Para peserta dalam kegiatan tersebut mendapat pembekalan mengenai kebijakan program, mekanisme pengajuan, persyaratan, luaran, serta penyusunan proposal untuk masing-masing skema. Materi juga mencakup pengelolaan administrasi dan keuangan.
Sesi diskusi kemudian dimanfaatkan mahasiswa dan dosen untuk membahas gagasan program yang dapat dikembangkan berdasarkan persoalan di daerah masing-masing.
Mahasiswa Unizar, Dian Aprilia, mengatakan kegiatan tersebut memberikan pemahaman baru mengenai pentingnya orientasi dampak dalam program pengabdian.
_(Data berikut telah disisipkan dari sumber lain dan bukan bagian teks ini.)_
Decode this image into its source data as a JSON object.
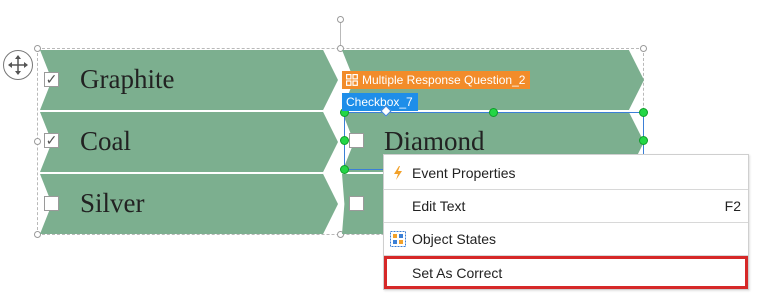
{
  "options": [
    {
      "label": "Graphite",
      "checked": true
    },
    {
      "label": "Coal",
      "checked": true
    },
    {
      "label": "Silver",
      "checked": false
    },
    {
      "label": "Diamond",
      "checked": false
    }
  ],
  "tags": {
    "question": "Multiple Response Question_2",
    "checkbox": "Checkbox_7"
  },
  "context_menu": {
    "items": [
      {
        "label": "Event Properties",
        "icon": "lightning-icon",
        "shortcut": ""
      },
      {
        "label": "Edit Text",
        "icon": "",
        "shortcut": "F2"
      },
      {
        "label": "Object States",
        "icon": "object-states-icon",
        "shortcut": ""
      },
      {
        "label": "Set As Correct",
        "icon": "",
        "shortcut": "",
        "highlighted": true
      }
    ]
  },
  "colors": {
    "option_fill": "#7caf8f",
    "tag_orange": "#f28c2a",
    "tag_blue": "#1e8ee9",
    "handle_green": "#24d646",
    "highlight_red": "#d62828"
  }
}
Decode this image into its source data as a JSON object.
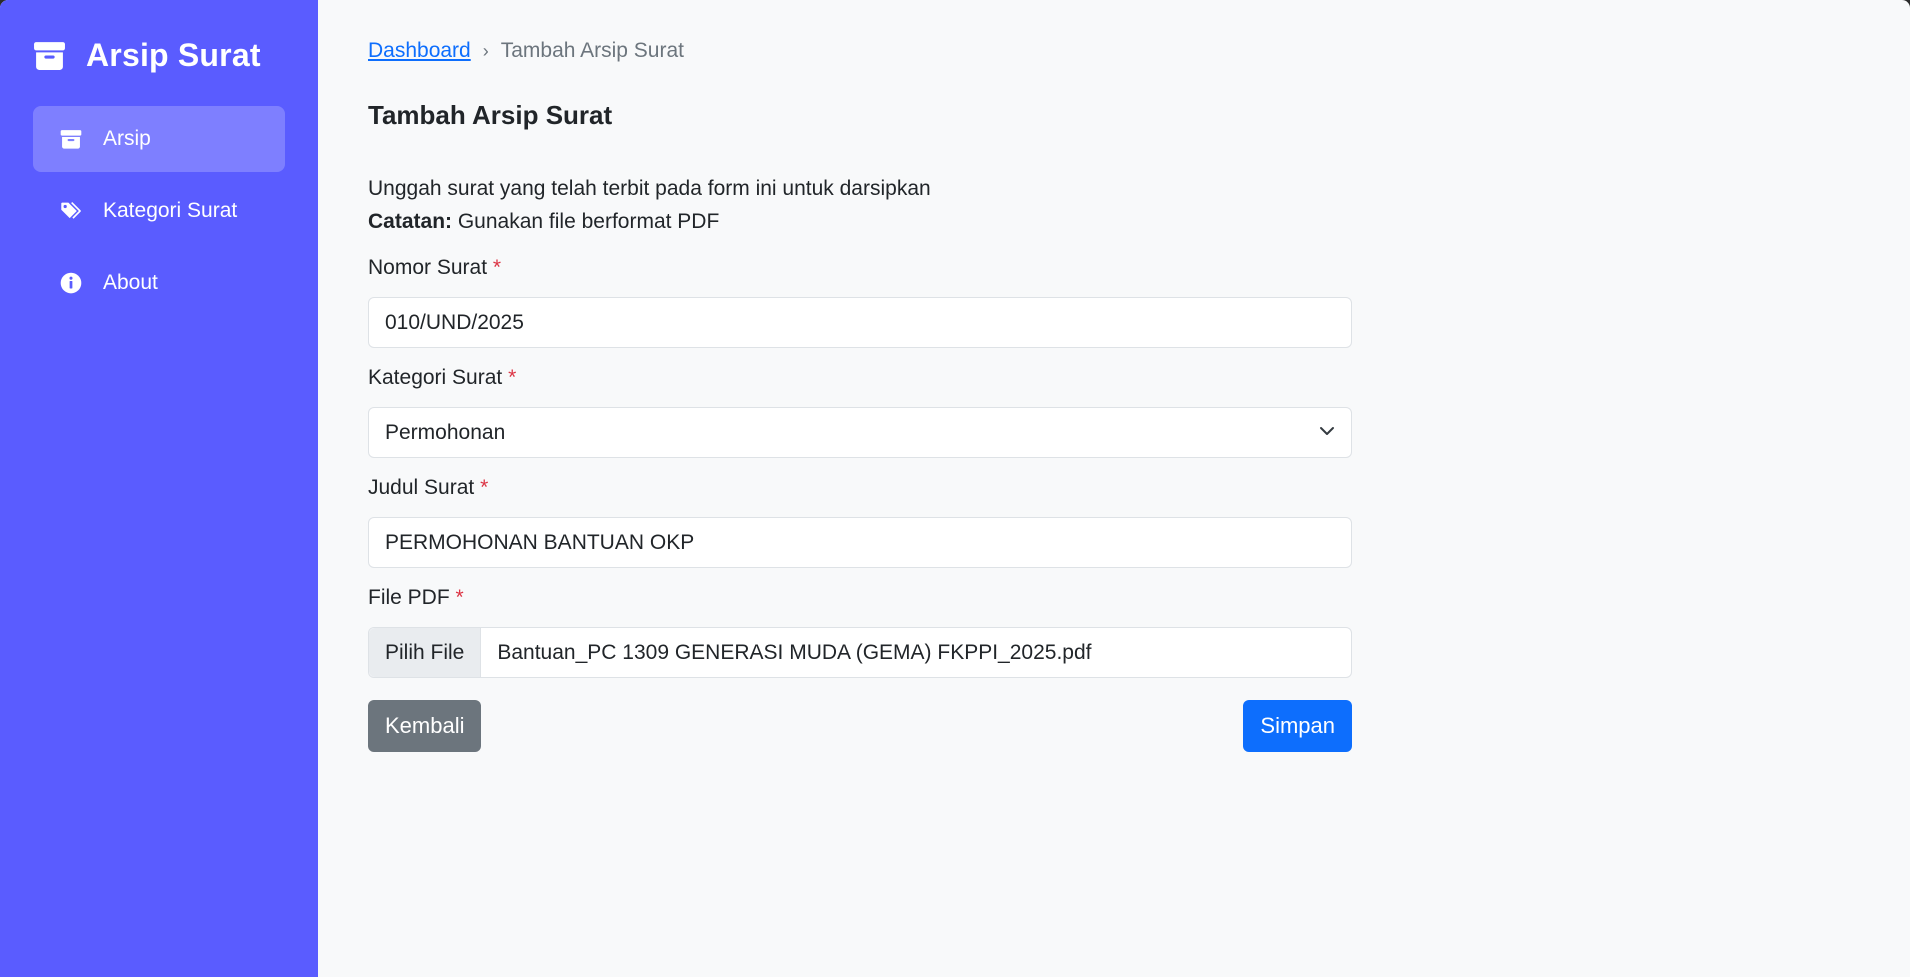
{
  "sidebar": {
    "brand": {
      "title": "Arsip Surat",
      "icon": "archive-icon"
    },
    "items": [
      {
        "label": "Arsip",
        "icon": "archive-icon",
        "active": true
      },
      {
        "label": "Kategori Surat",
        "icon": "tags-icon",
        "active": false
      },
      {
        "label": "About",
        "icon": "info-circle-icon",
        "active": false
      }
    ]
  },
  "breadcrumb": {
    "link": "Dashboard",
    "separator": "›",
    "current": "Tambah Arsip Surat"
  },
  "page": {
    "title": "Tambah Arsip Surat",
    "intro": "Unggah surat yang telah terbit pada form ini untuk darsipkan",
    "note_label": "Catatan:",
    "note_text": " Gunakan file berformat PDF"
  },
  "form": {
    "required_mark": "*",
    "nomor": {
      "label": "Nomor Surat",
      "value": "010/UND/2025"
    },
    "kategori": {
      "label": "Kategori Surat",
      "value": "Permohonan"
    },
    "judul": {
      "label": "Judul Surat",
      "value": "PERMOHONAN BANTUAN OKP"
    },
    "file": {
      "label": "File PDF",
      "button": "Pilih File",
      "filename": "Bantuan_PC 1309 GENERASI MUDA (GEMA) FKPPI_2025.pdf"
    }
  },
  "actions": {
    "back": "Kembali",
    "save": "Simpan"
  },
  "colors": {
    "sidebar": "#5a5cff",
    "primary": "#0d6efd",
    "secondary": "#6c757d",
    "required": "#dc3545"
  }
}
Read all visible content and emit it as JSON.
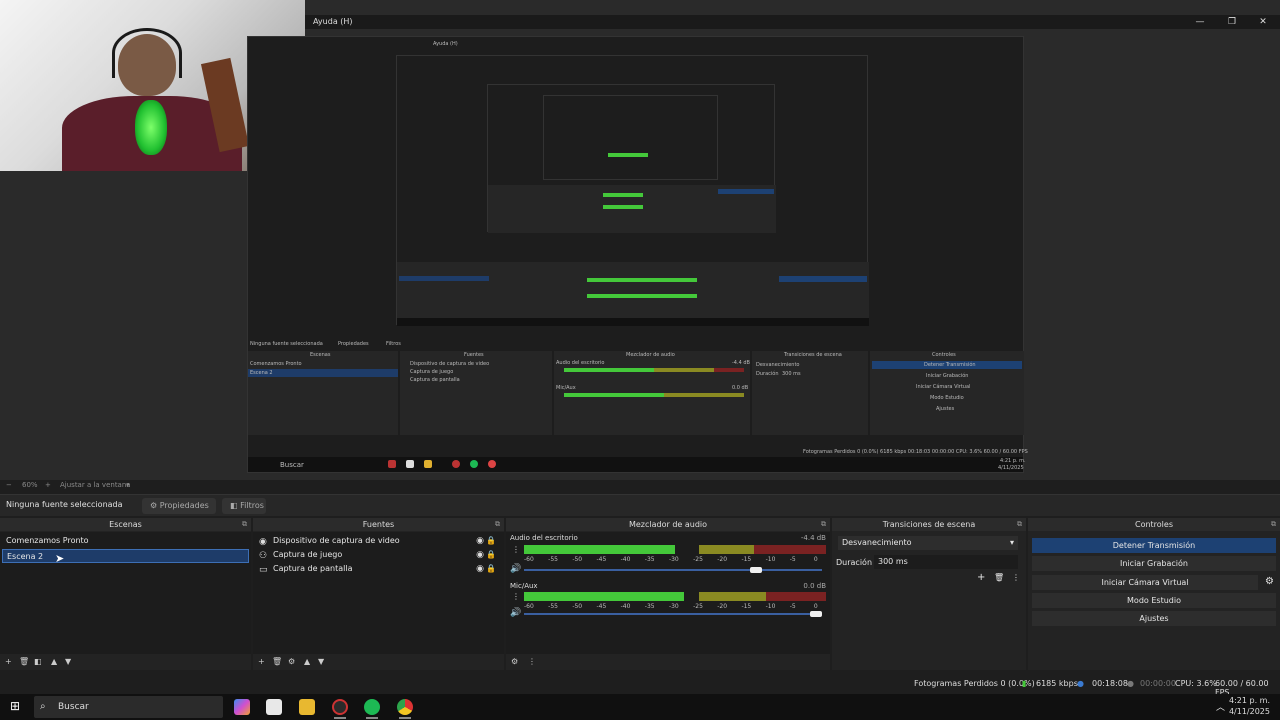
{
  "window": {
    "title": "Ayuda (H)",
    "nested_title": "Ayuda (H)",
    "controls": [
      "—",
      "❐",
      "✕"
    ]
  },
  "preview": {
    "zoom_label": "60%",
    "fit_label": "Ajustar a la ventana",
    "nested": {
      "no_source": "Ninguna fuente seleccionada",
      "properties": "Propiedades",
      "filters": "Filtros",
      "scenes_header": "Escenas",
      "sources_header": "Fuentes",
      "mixer_header": "Mezclador de audio",
      "transitions_header": "Transiciones de escena",
      "controls_header": "Controles",
      "scenes": [
        "Comenzamos Pronto",
        "Escena 2"
      ],
      "sources": [
        "Dispositivo de captura de video",
        "Captura de juego",
        "Captura de pantalla"
      ],
      "track1": "Audio del escritorio",
      "track1_db": "-4.4 dB",
      "track2": "Mic/Aux",
      "track2_db": "0.0 dB",
      "transition": "Desvanecimiento",
      "duration_label": "Duración",
      "duration_value": "300 ms",
      "controls": [
        "Detener Transmisión",
        "Iniciar Grabación",
        "Iniciar Cámara Virtual",
        "Modo Estudio",
        "Ajustes"
      ],
      "status": "Fotogramas Perdidos 0 (0.0%)  6185 kbps  00:18:03  00:00:00  CPU: 3.6%  60.00 / 60.00 FPS",
      "search": "Buscar",
      "time": "4:21 p. m.",
      "date": "4/11/2025"
    }
  },
  "source_bar": {
    "no_source": "Ninguna fuente seleccionada",
    "properties_label": "Propiedades",
    "filters_label": "Filtros"
  },
  "scenes": {
    "header": "Escenas",
    "items": [
      "Comenzamos Pronto",
      "Escena 2"
    ],
    "selected_index": 1
  },
  "sources": {
    "header": "Fuentes",
    "items": [
      {
        "label": "Dispositivo de captura de video",
        "icon": "camera-icon"
      },
      {
        "label": "Captura de juego",
        "icon": "gamepad-icon"
      },
      {
        "label": "Captura de pantalla",
        "icon": "monitor-icon"
      }
    ]
  },
  "mixer": {
    "header": "Mezclador de audio",
    "tracks": [
      {
        "name": "Audio del escritorio",
        "db": "-4.4 dB",
        "level": 0.5,
        "volume": 0.8
      },
      {
        "name": "Mic/Aux",
        "db": "0.0 dB",
        "level": 0.53,
        "volume": 1.0
      }
    ],
    "ticks": [
      "-60",
      "-55",
      "-50",
      "-45",
      "-40",
      "-35",
      "-30",
      "-25",
      "-20",
      "-15",
      "-10",
      "-5",
      "0"
    ]
  },
  "transitions": {
    "header": "Transiciones de escena",
    "selected": "Desvanecimiento",
    "duration_label": "Duración",
    "duration_value": "300 ms"
  },
  "controls": {
    "header": "Controles",
    "buttons": [
      "Detener Transmisión",
      "Iniciar Grabación",
      "Iniciar Cámara Virtual",
      "Modo Estudio",
      "Ajustes"
    ]
  },
  "status": {
    "dropped_frames": "Fotogramas Perdidos 0 (0.0%)",
    "bitrate": "6185 kbps",
    "stream_time": "00:18:08",
    "record_time": "00:00:00",
    "cpu": "CPU: 3.6%",
    "fps": "60.00 / 60.00 FPS"
  },
  "taskbar": {
    "search_placeholder": "Buscar",
    "time": "4:21 p. m.",
    "date": "4/11/2025"
  },
  "colors": {
    "accent_blue": "#1d4173",
    "meter_green": "#44c83a",
    "selected_scene": "#1e3c69"
  }
}
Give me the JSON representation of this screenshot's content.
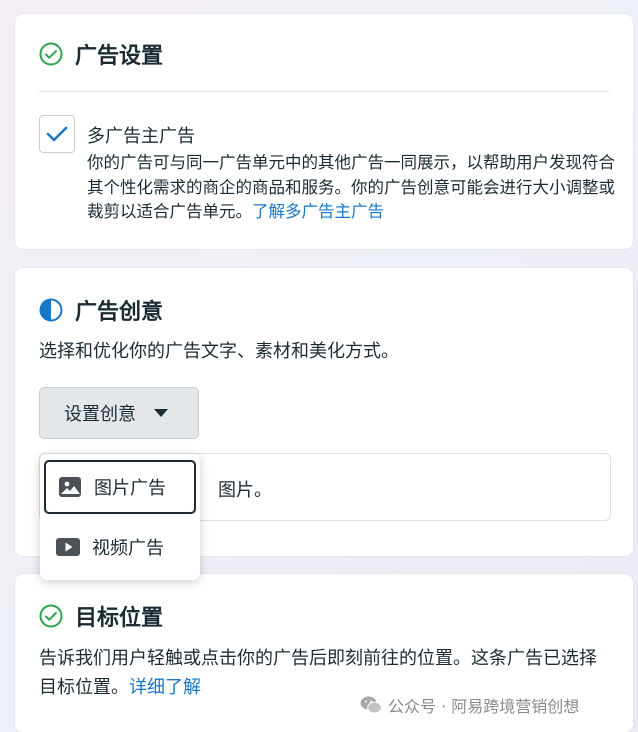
{
  "ad_settings": {
    "title": "广告设置",
    "multi_advertiser": {
      "checked": true,
      "label": "多广告主广告",
      "description": "你的广告可与同一广告单元中的其他广告一同展示，以帮助用户发现符合其个性化需求的商企的商品和服务。你的广告创意可能会进行大小调整或裁剪以适合广告单元。",
      "link": "了解多广告主广告"
    }
  },
  "ad_creative": {
    "title": "广告创意",
    "description": "选择和优化你的广告文字、素材和美化方式。",
    "setup_button": "设置创意",
    "hidden_text": "图片。",
    "dropdown": {
      "items": [
        {
          "label": "图片广告",
          "icon": "image-icon",
          "selected": true
        },
        {
          "label": "视频广告",
          "icon": "video-icon",
          "selected": false
        }
      ]
    }
  },
  "destination": {
    "title": "目标位置",
    "description": "告诉我们用户轻触或点击你的广告后即刻前往的位置。这条广告已选择目标位置。",
    "link": "详细了解"
  },
  "watermark": {
    "text": "公众号 · 阿易跨境营销创想"
  },
  "colors": {
    "accent": "#1877c9",
    "success": "#31a24c",
    "text": "#1c2b33"
  }
}
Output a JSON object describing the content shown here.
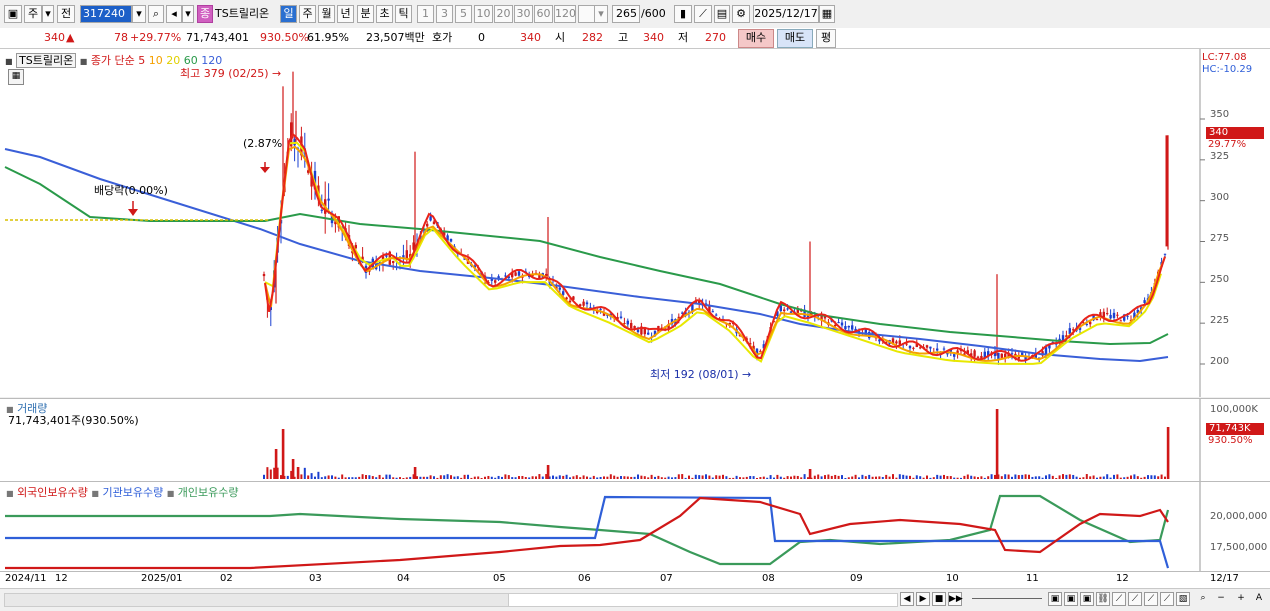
{
  "toolbar": {
    "period_week": "주",
    "period_all": "전",
    "code": "317240",
    "tag_jong": "종",
    "stock_name": "TS트릴리온",
    "periods": [
      "일",
      "주",
      "월",
      "년",
      "분",
      "초",
      "틱"
    ],
    "active_period": "일",
    "intervals": [
      "1",
      "3",
      "5",
      "10",
      "20",
      "30",
      "60",
      "120"
    ],
    "count": "265",
    "count_total": "/600",
    "date": "2025/12/17"
  },
  "infobar": {
    "price": "340",
    "change": "78",
    "change_pct": "+29.77%",
    "volume": "71,743,401",
    "volume_pct": "930.50%",
    "turnover": "61.95%",
    "amount": "23,507백만",
    "hoga_label": "호가",
    "hoga_val": "0",
    "hoga_price": "340",
    "open_label": "시",
    "open": "282",
    "high_label": "고",
    "high": "340",
    "low_label": "저",
    "low": "270",
    "buy": "매수",
    "sell": "매도",
    "eval": "평"
  },
  "price_panel": {
    "name_tag": "TS트릴리온",
    "ma_label": "종가 단순",
    "ma_periods": [
      "5",
      "10",
      "20",
      "60",
      "120"
    ],
    "ma_colors": [
      "#e8231a",
      "#f5a000",
      "#e8e800",
      "#2a9a4a",
      "#3a5fd8"
    ],
    "lc": "LC:77.08",
    "hc": "HC:-10.29",
    "high_note": "최고 379 (02/25)",
    "low_note": "최저 192 (08/01)",
    "pct_note": "(2.87%",
    "div_note": "배당락(0.00%)",
    "price_flag": "340",
    "pct_flag": "29.77%",
    "y_ticks": [
      "350",
      "325",
      "300",
      "275",
      "250",
      "225",
      "200"
    ]
  },
  "volume_panel": {
    "title": "거래량",
    "value": "71,743,401주(930.50%)",
    "top_tick": "100,000K",
    "flag": "71,743K",
    "flag_pct": "930.50%"
  },
  "holder_panel": {
    "legend": [
      "외국인보유수량",
      "기관보유수량",
      "개인보유수량"
    ],
    "legend_colors": [
      "#d01818",
      "#2f5fd8",
      "#3a9a5a"
    ],
    "y_ticks": [
      "20,000,000",
      "17,500,000"
    ]
  },
  "xaxis": {
    "labels": [
      "2024/11",
      "12",
      "2025/01",
      "02",
      "03",
      "04",
      "05",
      "06",
      "07",
      "08",
      "09",
      "10",
      "11",
      "12"
    ],
    "end_label": "12/17"
  },
  "chart_data": [
    {
      "type": "candlestick",
      "title": "TS트릴리온",
      "ylim": [
        185,
        385
      ],
      "series": [
        {
          "name": "종가 단순 5",
          "values": [
            262,
            230,
            300,
            330,
            285,
            268,
            270,
            255,
            255,
            230,
            220,
            230,
            205,
            220,
            208,
            205,
            200,
            198,
            225,
            225,
            235,
            340
          ]
        },
        {
          "name": "120",
          "values": [
            360,
            330,
            300,
            285,
            282,
            275,
            270,
            262,
            257,
            250,
            242,
            235,
            228,
            222,
            220
          ]
        }
      ],
      "annotations": [
        "최고 379 (02/25)",
        "최저 192 (08/01)",
        "배당락(0.00%)"
      ]
    },
    {
      "type": "bar",
      "title": "거래량",
      "ylabel": "100,000K",
      "values": [
        71743
      ]
    },
    {
      "type": "line",
      "series": [
        {
          "name": "외국인보유수량"
        },
        {
          "name": "기관보유수량"
        },
        {
          "name": "개인보유수량"
        }
      ]
    }
  ]
}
“Kami semakin memahami bahwa program pengabdian tidak hanya berorientasi pada pelaksanaan kegiatan, tetapi juga harus mampu menghasilkan perubahan yang dirasakan masyarakat,” ujarnya.
Hal serupa disampaikan Qaiz Ainurrahmadika dari Akademi Bisnis Lombok. Ia menilai kegiatan tersebut tidak hanya membantu peserta memahami penyusunan program berkelanjutan, tetapi juga membuka kesempatan bertukar gagasan dengan mahasiswa dari perguruan tinggi lain.
Melalui Program Aksara Mahasiswa, Kemdiktisaintek menargetkan kegiatan pengabdian yang dilakukan mahasiswa dapat lebih dekat dengan kebutuhan masyarakat. Kampus diharapkan menjadi penghubung antara potensi riset dan inovasi dengan persoalan nyata di daerah, sehingga manfaat program dapat dirasakan secara berkelanjutan.